Kim Tae Kyong, Cho Youn Joung, Min Jeong Jin, Murkin John M, Bahk Jae-Hyon, Hong Deok Man, Jeon Yunseok
Department of Anesthesiology and Pain Medicine, Seoul National University Hospital, Daehakro 101, Jongno-gu, Seoul, 110-744, Korea.
Department of Anesthesiology and Pain Medicine, Samsung Medical Center, Seoul, Korea.
J Clin Monit Comput. 2016 Feb;30(1):41-50. doi: 10.1007/s10877-015-9679-6. Epub 2015 Mar 8.

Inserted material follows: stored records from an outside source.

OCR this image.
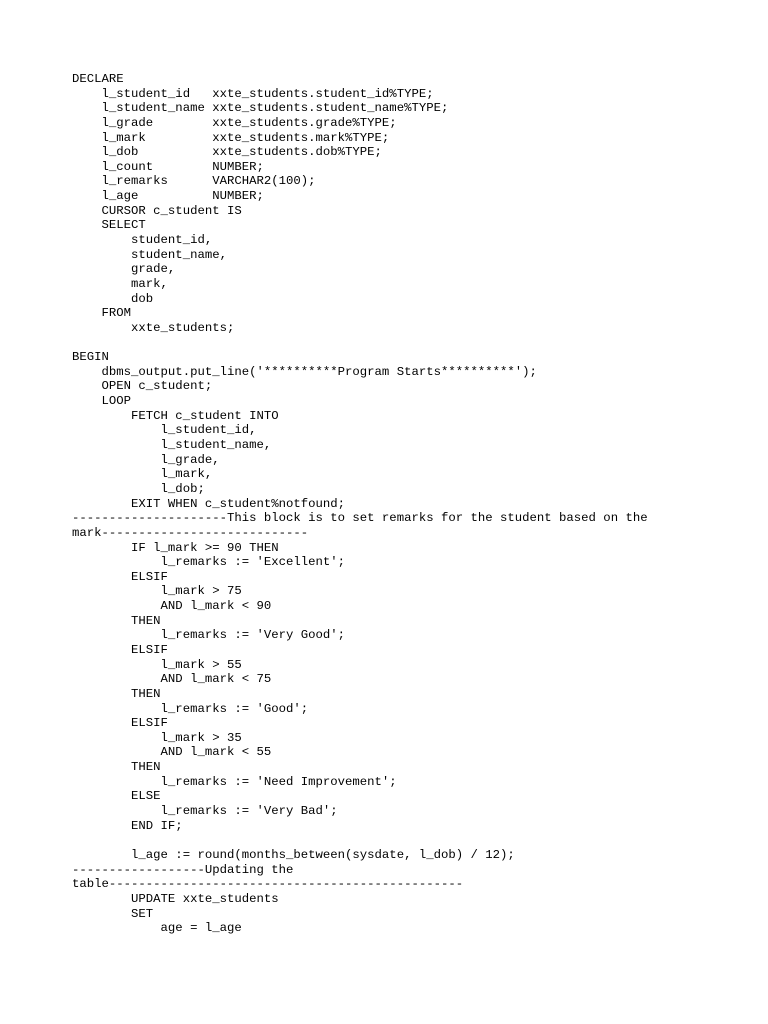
DECLARE
l_student_id   xxte_students.student_id%TYPE;
l_student_name xxte_students.student_name%TYPE;
l_grade        xxte_students.grade%TYPE;
l_mark         xxte_students.mark%TYPE;
l_dob          xxte_students.dob%TYPE;
l_count        NUMBER;
l_remarks      VARCHAR2(100);
l_age          NUMBER;
CURSOR c_student IS
SELECT
student_id,
student_name,
grade,
mark,
dob
FROM
xxte_students;
BEGIN
dbms_output.put_line('**********Program Starts**********');
OPEN c_student;
LOOP
FETCH c_student INTO
l_student_id,
l_student_name,
l_grade,
l_mark,
l_dob;
EXIT WHEN c_student%notfound;
---------------------This block is to set remarks for the student based on the
mark----------------------------
IF l_mark >= 90 THEN
l_remarks := 'Excellent';
ELSIF
l_mark > 75
AND l_mark < 90
THEN
l_remarks := 'Very Good';
ELSIF
l_mark > 55
AND l_mark < 75
THEN
l_remarks := 'Good';
ELSIF
l_mark > 35
AND l_mark < 55
THEN
l_remarks := 'Need Improvement';
ELSE
l_remarks := 'Very Bad';
END IF;
l_age := round(months_between(sysdate, l_dob) / 12);
------------------Updating the
table------------------------------------------------
UPDATE xxte_students
SET
age = l_age
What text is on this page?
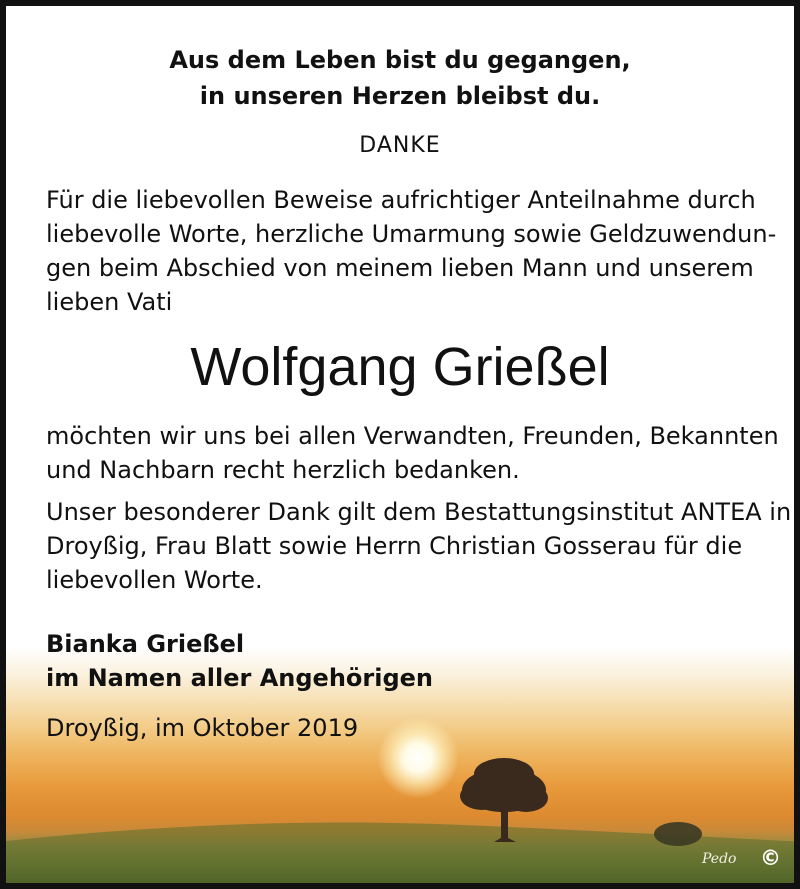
Aus dem Leben bist du gegangen,
in unseren Herzen bleibst du.
DANKE
Für die liebevollen Beweise aufrichtiger Anteilnahme durch
liebevolle Worte, herzliche Umarmung sowie Geldzuwendun-
gen beim Abschied von meinem lieben Mann und unserem
lieben Vati
Wolfgang Grießel
möchten wir uns bei allen Verwandten, Freunden, Bekannten
und Nachbarn recht herzlich bedanken.
Unser besonderer Dank gilt dem Bestattungsinstitut ANTEA in
Droyßig, Frau Blatt sowie Herrn Christian Gosserau für die
liebevollen Worte.
Bianka Grießel
im Namen aller Angehörigen
Droyßig, im Oktober 2019
Pedo ©
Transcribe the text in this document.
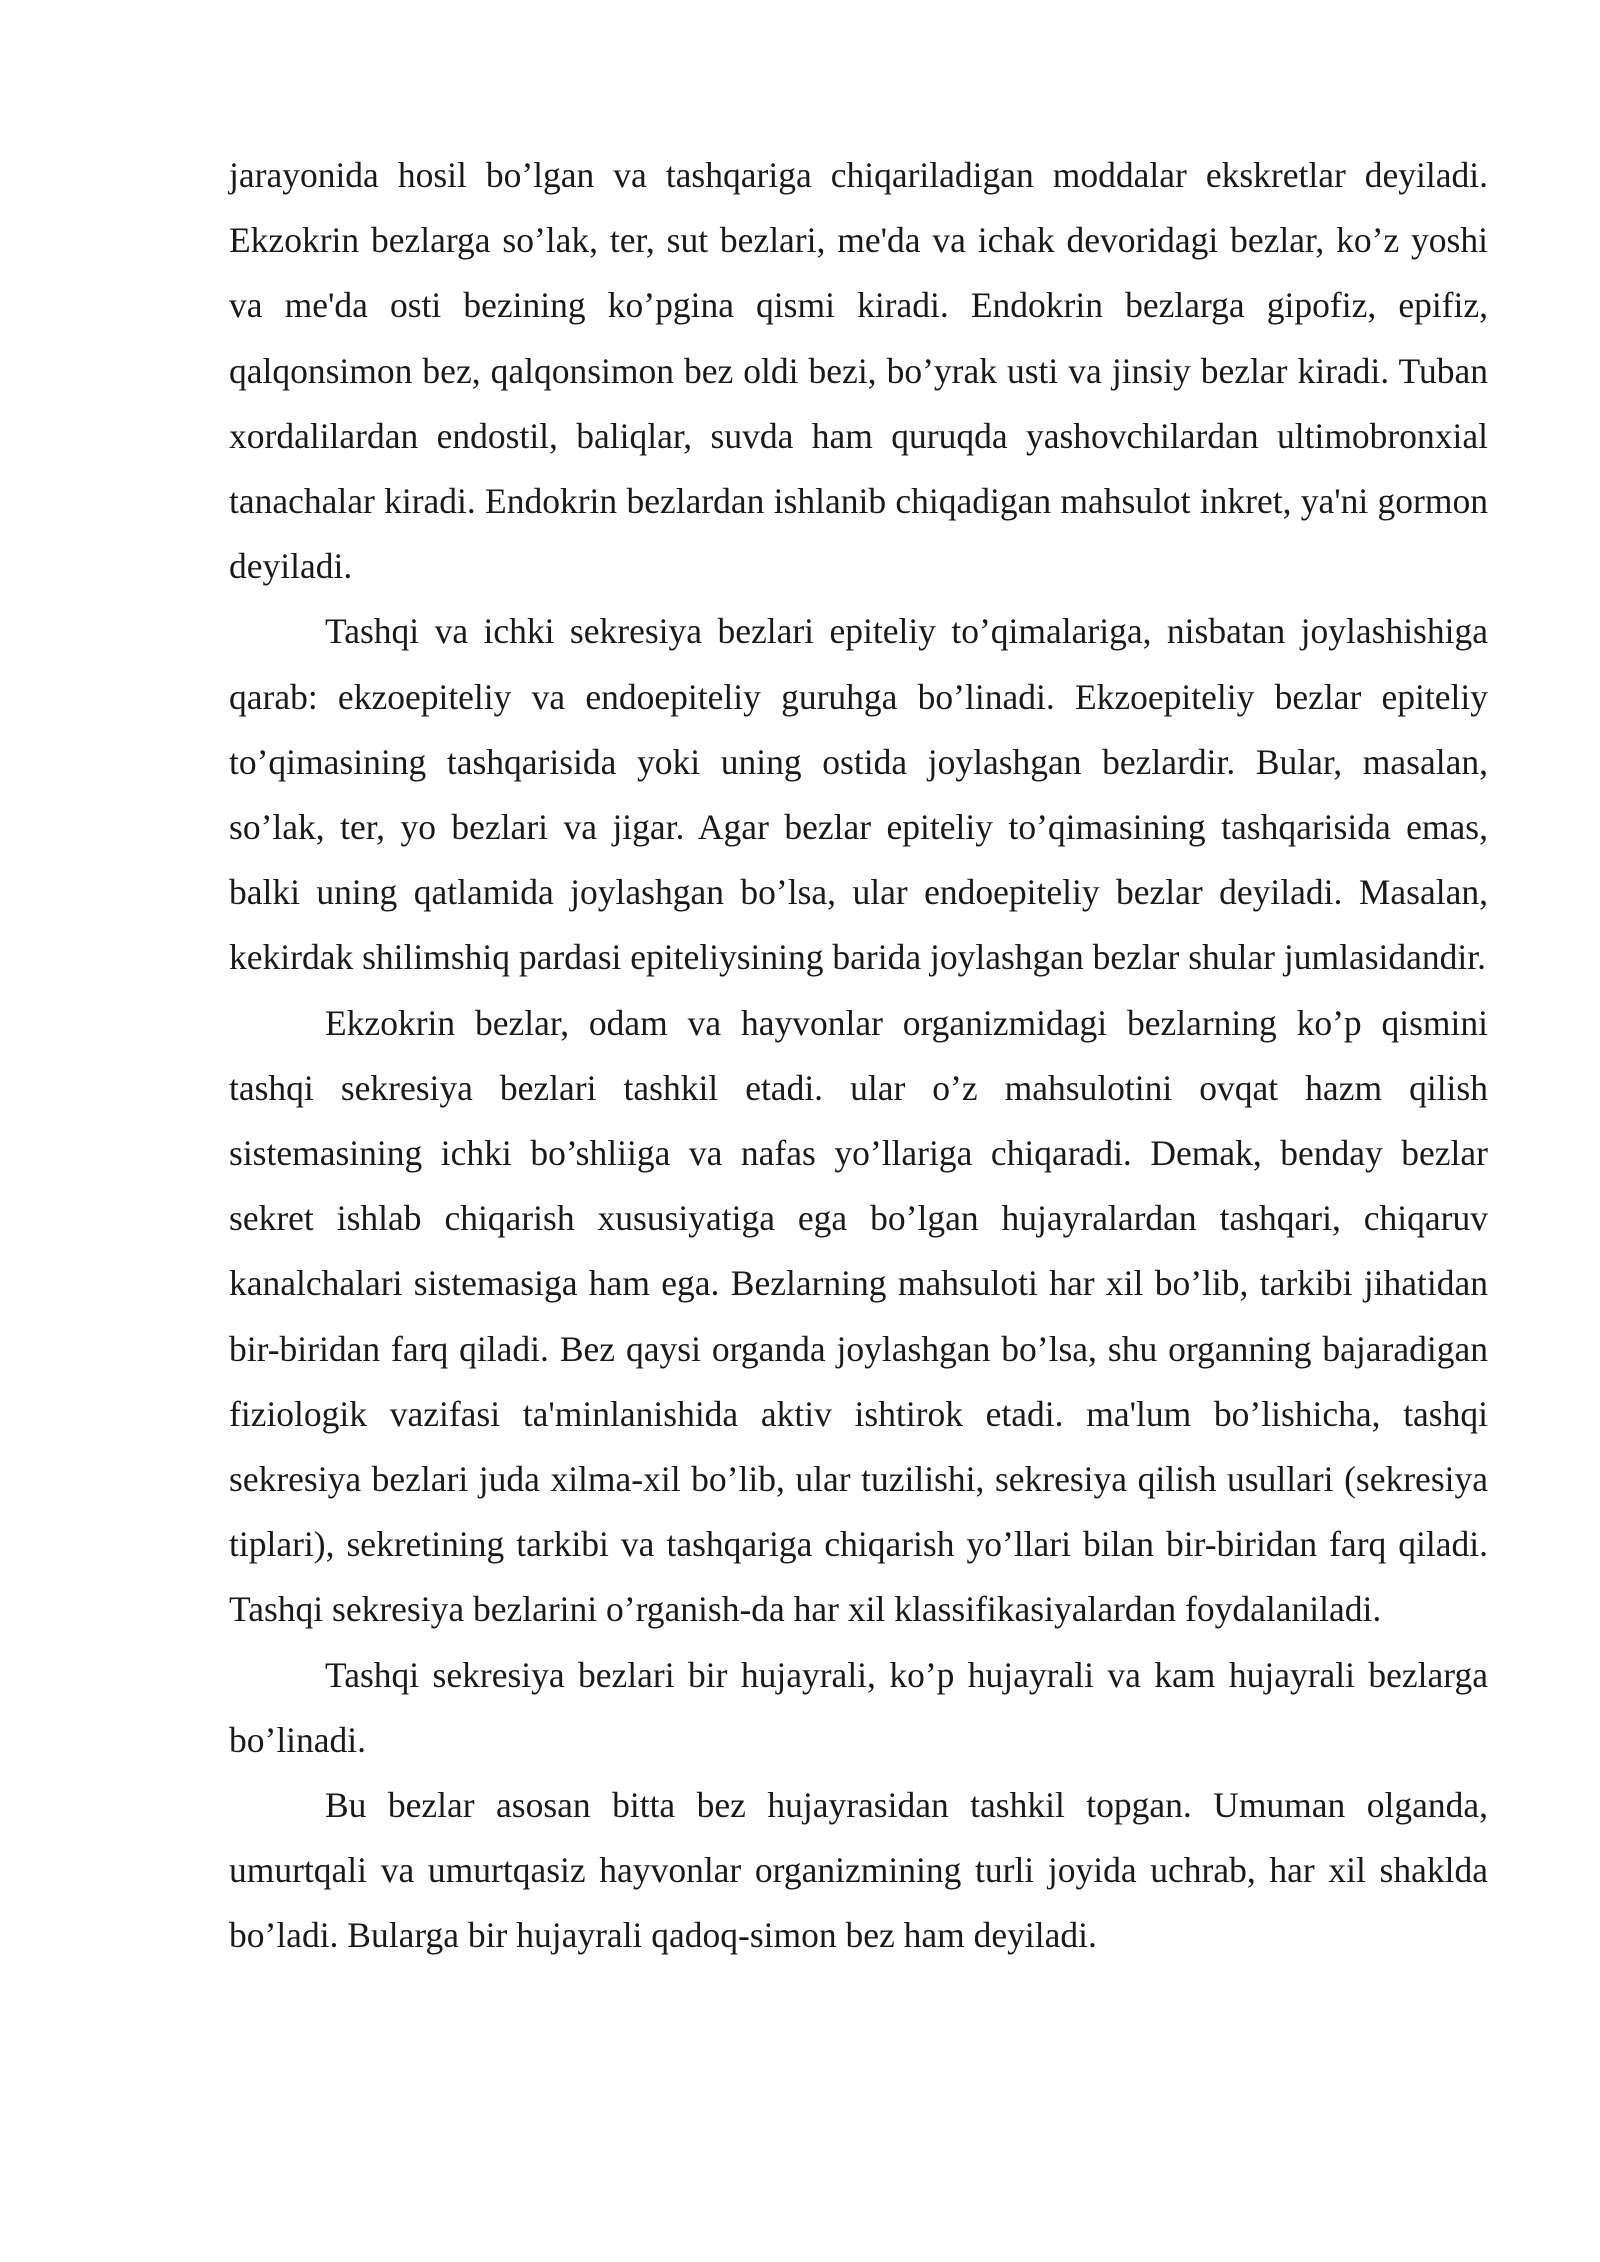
jarayonida hosil bo’lgan va tashqariga chiqariladigan moddalar ekskretlar deyiladi. Ekzokrin bezlarga so’lak, ter, sut bezlari, me'da va ichak devoridagi bezlar, ko’z yoshi va me'da osti bezining ko’pgina qismi kiradi. Endokrin bezlarga gipofiz, epifiz, qalqonsimon bez, qalqonsimon bez oldi bezi, bo’yrak usti va jinsiy bezlar kiradi. Tuban xordalilardan endostil, baliqlar, suvda ham quruqda yashovchilardan ultimobronxial tanachalar kiradi. Endokrin bezlardan ishlanib chiqadigan mahsulot inkret, ya'ni gormon deyiladi.

Tashqi va ichki sekresiya bezlari epiteliy to’qimalariga, nisbatan joylashishiga qarab: ekzoepiteliy va endoepiteliy guruhga bo’linadi. Ekzoepiteliy bezlar epiteliy to’qimasining tashqarisida yoki uning ostida joylashgan bezlardir. Bular, masalan, so’lak, ter, yo bezlari va jigar. Agar bezlar epiteliy to’qimasining tashqarisida emas, balki uning qatlamida joylashgan bo’lsa, ular endoepiteliy bezlar deyiladi. Masalan, kekirdak shilimshiq pardasi epiteliysining barida joylashgan bezlar shular jumlasidandir.

Ekzokrin bezlar, odam va hayvonlar organizmidagi bezlarning ko’p qismini tashqi sekresiya bezlari tashkil etadi. ular o’z mahsulotini ovqat hazm qilish sistemasining ichki bo’shliiga va nafas yo’llariga chiqaradi. Demak, benday bezlar sekret ishlab chiqarish xususiyatiga ega bo’lgan hujayralardan tashqari, chiqaruv kanalchalari sistemasiga ham ega. Bezlarning mahsuloti har xil bo’lib, tarkibi jihatidan bir-biridan farq qiladi. Bez qaysi organda joylashgan bo’lsa, shu organning bajaradigan fiziologik vazifasi ta'minlanishida aktiv ishtirok etadi. ma'lum bo’lishicha, tashqi sekresiya bezlari juda xilma-xil bo’lib, ular tuzilishi, sekresiya qilish usullari (sekresiya tiplari), sekretining tarkibi va tashqariga chiqarish yo’llari bilan bir-biridan farq qiladi. Tashqi sekresiya bezlarini o’rganish-da har xil klassifikasiyalardan foydalaniladi.

Tashqi sekresiya bezlari bir hujayrali, ko’p hujayrali va kam hujayrali bezlarga bo’linadi.

Bu bezlar asosan bitta bez hujayrasidan tashkil topgan. Umuman olganda, umurtqali va umurtqasiz hayvonlar organizmining turli joyida uchrab, har xil shaklda bo’ladi. Bularga bir hujayrali qadoq-simon bez ham deyiladi.
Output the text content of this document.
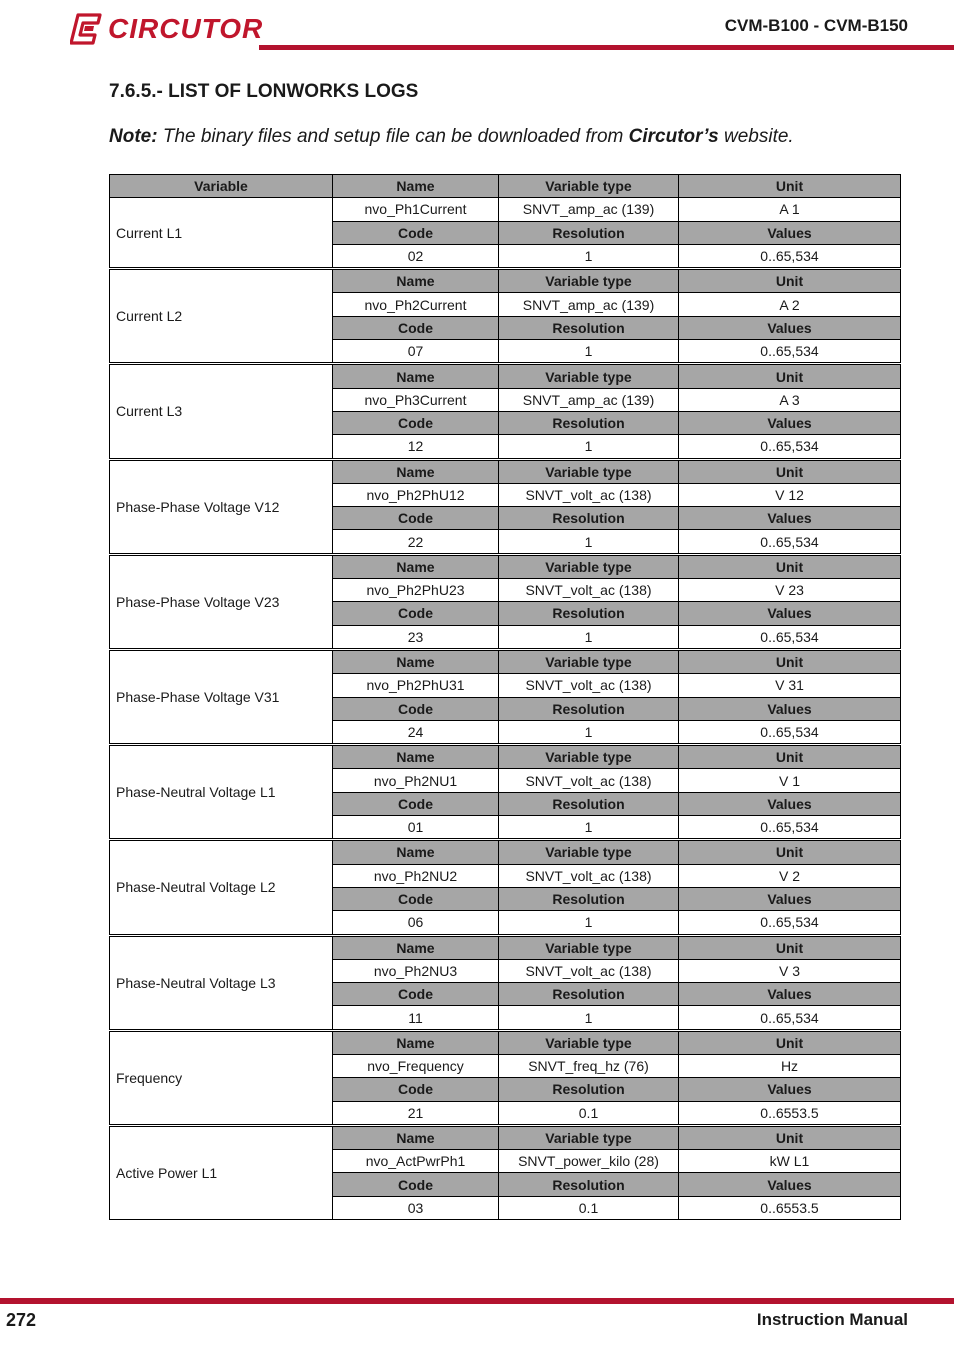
CIRCUTOR	CVM-B100 - CVM-B150
7.6.5.- LIST OF LONWORKS LOGS
Note: The binary files and setup file can be downloaded from Circutor’s website.
Variable	Name	Variable type	Unit
Current L1	nvo_Ph1Current	SNVT_amp_ac (139)	A 1
	Code	Resolution	Values
	02	1	0..65,534
Current L2	Name	Variable type	Unit
	nvo_Ph2Current	SNVT_amp_ac (139)	A 2
	Code	Resolution	Values
	07	1	0..65,534
Current L3	Name	Variable type	Unit
	nvo_Ph3Current	SNVT_amp_ac (139)	A 3
	Code	Resolution	Values
	12	1	0..65,534
Phase-Phase Voltage V12	Name	Variable type	Unit
	nvo_Ph2PhU12	SNVT_volt_ac (138)	V 12
	Code	Resolution	Values
	22	1	0..65,534
Phase-Phase Voltage V23	Name	Variable type	Unit
	nvo_Ph2PhU23	SNVT_volt_ac (138)	V 23
	Code	Resolution	Values
	23	1	0..65,534
Phase-Phase Voltage V31	Name	Variable type	Unit
	nvo_Ph2PhU31	SNVT_volt_ac (138)	V 31
	Code	Resolution	Values
	24	1	0..65,534
Phase-Neutral Voltage L1	Name	Variable type	Unit
	nvo_Ph2NU1	SNVT_volt_ac (138)	V 1
	Code	Resolution	Values
	01	1	0..65,534
Phase-Neutral Voltage L2	Name	Variable type	Unit
	nvo_Ph2NU2	SNVT_volt_ac (138)	V 2
	Code	Resolution	Values
	06	1	0..65,534
Phase-Neutral Voltage L3	Name	Variable type	Unit
	nvo_Ph2NU3	SNVT_volt_ac (138)	V 3
	Code	Resolution	Values
	11	1	0..65,534
Frequency	Name	Variable type	Unit
	nvo_Frequency	SNVT_freq_hz (76)	Hz
	Code	Resolution	Values
	21	0.1	0..6553.5
Active Power L1	Name	Variable type	Unit
	nvo_ActPwrPh1	SNVT_power_kilo (28)	kW L1
	Code	Resolution	Values
	03	0.1	0..6553.5
272	Instruction Manual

Tissue microcirculation measured by vascular occlusion test is impaired during septic shock. However, it has not been investigated extensively during anesthesia induction. The aim of the study is to evaluate tissue microcirculation during anesthesia induction. We hypothesized that during anesthesia induction, tissue microcirculation measured by vascular occlusion test might be enhanced with peripheral vasodilation during anesthesia induction. We conducted a prospective observational study of 50 adult patients undergoing cardiac surgery. During anesthesia induction, we measured and analyzed tissue oxygen saturation, vascular occlusion test, cerebral oximetry, forearm-minus-fingertip skin temperature gradients and hemodynamic data in order to evaluate microcirculation as related to alterations in peripheral vasodilation as reflected by increased Tforearm-finger thermal gradients. During anesthesia induction, recovery slope during vascular occlusion test and cerebral oxygen saturation increased from 4.0 (1.5) to 4.7 (1.3) % s(-1) (p = 0.02) and 64.0 (10.2) to 74.2 (9.2) % (p < 0.001), respectively. Forearm-minus-fingertip skin temperature gradients decreased from 1.9 (2.9) to -1.4 (2.2) °C (p < 0.001). There was an inverse correlation between changes in the skin temperature gradients and changes in cerebral oximetry (r = 0.33; p = 0.02). During anesthesia induction, blood pressure and forearm-minus-fingertip skin temperature gradients decrease while cerebral oximetry and vascular occlusion test recovery slope increase. These findings suggest that anesthesia induction increases tissue microcirculation with peripheral vasodilation.
通过血管闭塞试验测量的组织微循环在感染性休克期间受损。然而,在麻醉诱导期间尚未对此进行广泛研究。本研究的目的是评估麻醉诱导期间的组织微循环。我们假设在麻醉诱导期间,通过血管闭塞试验测量的组织微循环可能会随着麻醉诱导期间的外周血管扩张而增强。我们对50例接受心脏手术的成年患者进行了一项前瞻性观察研究。在麻醉诱导期间,我们测量并分析了组织氧饱和度、血管闭塞试验、脑氧饱和度、前臂与指尖皮肤温度梯度以及血流动力学数据,以评估与外周血管扩张变化相关的微循环,外周血管扩张变化通过前臂与手指温度梯度增加来反映。在麻醉诱导期间,血管闭塞试验的恢复斜率和脑氧饱和度分别从4.0(1.5)%·s⁻¹增加到4.7(1.3)%·s⁻¹(p = 0.02)和从64.0(10.2)%增加到74.2(9.2)%(p < 0.001)。前臂与指尖皮肤温度梯度从1.9(2.9)℃降至 -1.4(2.2)℃(p < 0.001)。皮肤温度梯度变化与脑氧饱和度变化之间存在负相关(r = 0.33;p = 0.02)。在麻醉诱导期间,血压和前臂与指尖皮肤温度梯度降低,而脑氧饱和度和血管闭塞试验恢复斜率增加。这些发现表明麻醉诱导通过外周血管扩张增加了组织微循环。